Cumulo di pene, arrestato 55enne
L’uomo originario del Foggiano aveva falsificato documenti e valori
LANCIANO. Cumulo di pene per una serie di reati economici e frodi: per un 55enne di Lanciano si aprono le porte del carcere. I carabinieri della stazione hanno arrestato nei giorni scorsi Pierfilippo Tufo, originario del Foggiano e residente a Lanciano, in esecuzione di un provvedimento di cumulo di pene concorrenti emesso dal procuratore di Macerata, Giovanni Fabrizio Narbone. L’arresto è avvenuto a seguito della revoca del decreto di sospensione, precedentemente emesso dalla procura generale dell’Aquila, che aveva temporaneamente concesso al condannato la libertà.
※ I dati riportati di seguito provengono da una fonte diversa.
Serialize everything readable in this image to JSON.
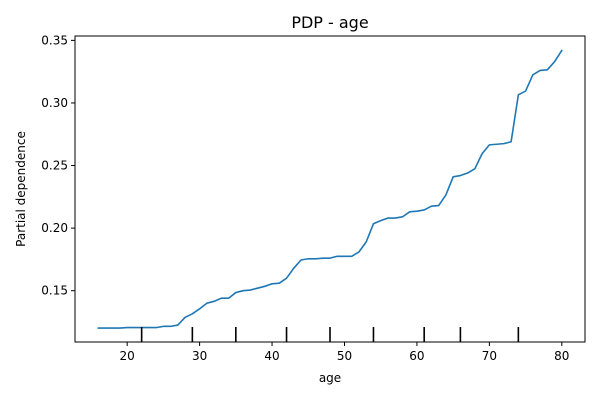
{
  "chart_data": {
    "type": "line",
    "title": "PDP - age",
    "xlabel": "age",
    "ylabel": "Partial dependence",
    "xlim": [
      12.8,
      83.2
    ],
    "ylim": [
      0.109,
      0.3535
    ],
    "xticks": [
      20,
      30,
      40,
      50,
      60,
      70,
      80
    ],
    "xtick_labels": [
      "20",
      "30",
      "40",
      "50",
      "60",
      "70",
      "80"
    ],
    "yticks": [
      0.15,
      0.2,
      0.25,
      0.3,
      0.35
    ],
    "ytick_labels": [
      "0.15",
      "0.20",
      "0.25",
      "0.30",
      "0.35"
    ],
    "grid": false,
    "legend": "none",
    "series": [
      {
        "color": "#1f77b4",
        "x": [
          16,
          17,
          18,
          19,
          20,
          21,
          22,
          23,
          24,
          25,
          26,
          27,
          28,
          29,
          30,
          31,
          32,
          33,
          34,
          35,
          36,
          37,
          38,
          39,
          40,
          41,
          42,
          43,
          44,
          45,
          46,
          47,
          48,
          49,
          50,
          51,
          52,
          53,
          54,
          55,
          56,
          57,
          58,
          59,
          60,
          61,
          62,
          63,
          64,
          65,
          66,
          67,
          68,
          69,
          70,
          71,
          72,
          73,
          74,
          75,
          76,
          77,
          78,
          79,
          80
        ],
        "y": [
          0.1201,
          0.1201,
          0.1201,
          0.1201,
          0.1205,
          0.1205,
          0.1205,
          0.1205,
          0.1205,
          0.1215,
          0.1215,
          0.1225,
          0.1287,
          0.1315,
          0.1355,
          0.14,
          0.1415,
          0.144,
          0.144,
          0.1485,
          0.15,
          0.1505,
          0.152,
          0.1535,
          0.1555,
          0.156,
          0.16,
          0.168,
          0.1745,
          0.1755,
          0.1755,
          0.176,
          0.176,
          0.1775,
          0.1775,
          0.1775,
          0.181,
          0.189,
          0.2035,
          0.206,
          0.208,
          0.208,
          0.209,
          0.213,
          0.2135,
          0.2145,
          0.2175,
          0.218,
          0.2265,
          0.241,
          0.242,
          0.244,
          0.2475,
          0.2595,
          0.2665,
          0.267,
          0.2675,
          0.269,
          0.3065,
          0.3095,
          0.3225,
          0.326,
          0.3265,
          0.333,
          0.342
        ]
      }
    ],
    "rug": {
      "color": "#000000",
      "x": [
        22,
        29,
        35,
        42,
        48,
        54,
        61,
        66,
        74
      ]
    }
  }
}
Il provvedimento di cumulo riguarda diverse condanne definitive per i reati di falsificazione dei valori di bollo, possesso e fabbricazione di documenti di identificazione falsi, sostituzione di persona e truffa. Reati commessi tra Lanciano, Foggia, L’Aquila e, l’ultimo caso, a Macerata. A seguito della revoca del decreto di sospensione, decisa in considerazione della gravità e della pluralità dei reati commessi, Tufo è stato condotto nel carcere di Chieti, dove sconterà le pene cumulative che ammontano a poco più di 4 anni. «Il caso del 55enne, con un focus particolare su reati economici e frodi, non è isolato», sottolineano dal comando frentano, «tali crimini, oltre a danneggiare le vittime dirette, rappresentano un grave danno per la fiducia pubblica e l’economia del Paese. Operazioni come questa evidenziano l’importanza della cooperazione tra le diverse procure e le forze dell’ordine nel perseguire l’applicazione della legge». (s.so.)